NotebookLM generates structured text output from your uploaded sources. The SOP deck prompt in this guide produces a clean 5-slide structure — prerequisites, three execution slides with bolded commands, and troubleshooting — that maps directly to a presentation format. You can paste this output into Google Slides, PowerPoint, or Canva for a visual training deck, or export it as formatted text for a PDF. NotebookLM doesn't generate .pptx files directly, but the structured output is designed to transfer into any slide tool with minimal reformatting.
NotebookLM excels at extracting structured procedures from messy, unorganized notes because it grounds every instruction to your uploaded source material — it won't invent steps you didn't mention. Claude excels at stress-testing those procedures by reasoning about what a newcomer would need, finding ambiguous phrasing, identifying missing decision points, and generating troubleshooting content for errors you didn't anticipate. Together they produce SOPs that are both faithful to your actual workflow and robust enough for someone who has never done the task.
The full pipeline takes 15–25 minutes per SOP, compared to 1–3 hours for writing one manually. The capture phase adds zero time because you're pasting notes as a byproduct of doing the work. The NotebookLM generation takes 2–3 minutes. The Claude refinement takes 10–15 minutes. The result is a polished training document that replaces a 30–60 minute onboarding call — and unlike the call, it's reusable with every subsequent person who needs the same training.

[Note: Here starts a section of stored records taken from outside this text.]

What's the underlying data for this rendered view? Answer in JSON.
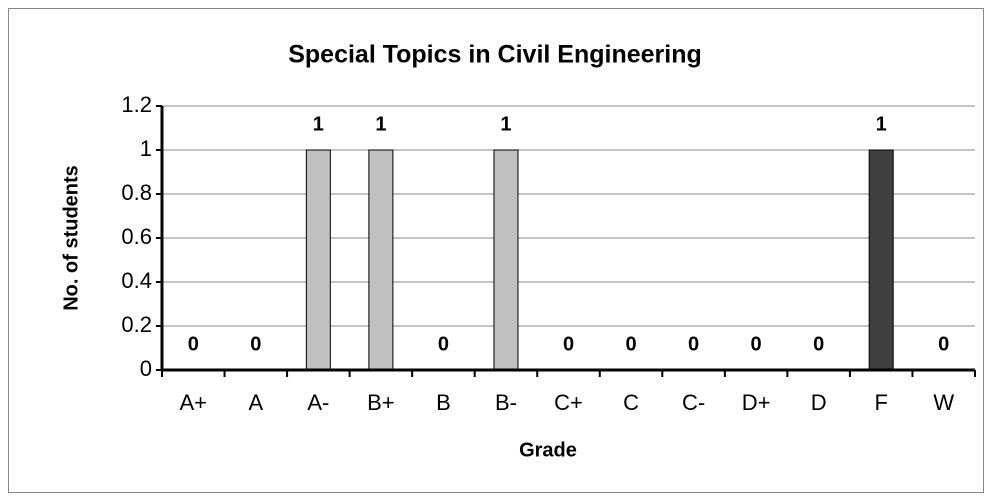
{
  "chart_data": {
    "type": "bar",
    "title": "Special Topics in Civil Engineering",
    "x_label": "Grade",
    "y_label": "No. of students",
    "categories": [
      "A+",
      "A",
      "A-",
      "B+",
      "B",
      "B-",
      "C+",
      "C",
      "C-",
      "D+",
      "D",
      "F",
      "W"
    ],
    "values": [
      0,
      0,
      1,
      1,
      0,
      1,
      0,
      0,
      0,
      0,
      0,
      1,
      0
    ],
    "colors": [
      "#c0c0c0",
      "#c0c0c0",
      "#c0c0c0",
      "#c0c0c0",
      "#c0c0c0",
      "#c0c0c0",
      "#c0c0c0",
      "#c0c0c0",
      "#c0c0c0",
      "#c0c0c0",
      "#c0c0c0",
      "#404040",
      "#c0c0c0"
    ],
    "ylim": [
      0,
      1.2
    ],
    "yticks": [
      0,
      0.2,
      0.4,
      0.6,
      0.8,
      1,
      1.2
    ],
    "grid": true
  }
}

This workflow works best for repeatable operational tasks: client onboarding sequences, content publishing workflows, data entry procedures, software deployment steps, invoice processing, social media scheduling, email campaign setup, CRM data management, and any task you find yourself explaining to a new person more than twice. It works less well for tasks requiring heavy creative judgment or where the "right" approach varies significantly by context — for those, the SOP can document the decision framework and criteria, but it can't replace the experience that informs good judgment.
The messy-notes approach makes updates nearly free. When a workflow changes, update your running Google Doc the next time you perform the task, then re-upload to NotebookLM and re-run the SOP deck prompt. The entire refresh takes under 10 minutes. For larger SOP libraries, set a quarterly review reminder and batch-process any outdated SOPs through the pipeline in a single session. A library of 30 SOPs can be audited and refreshed in under 3 hours per quarter.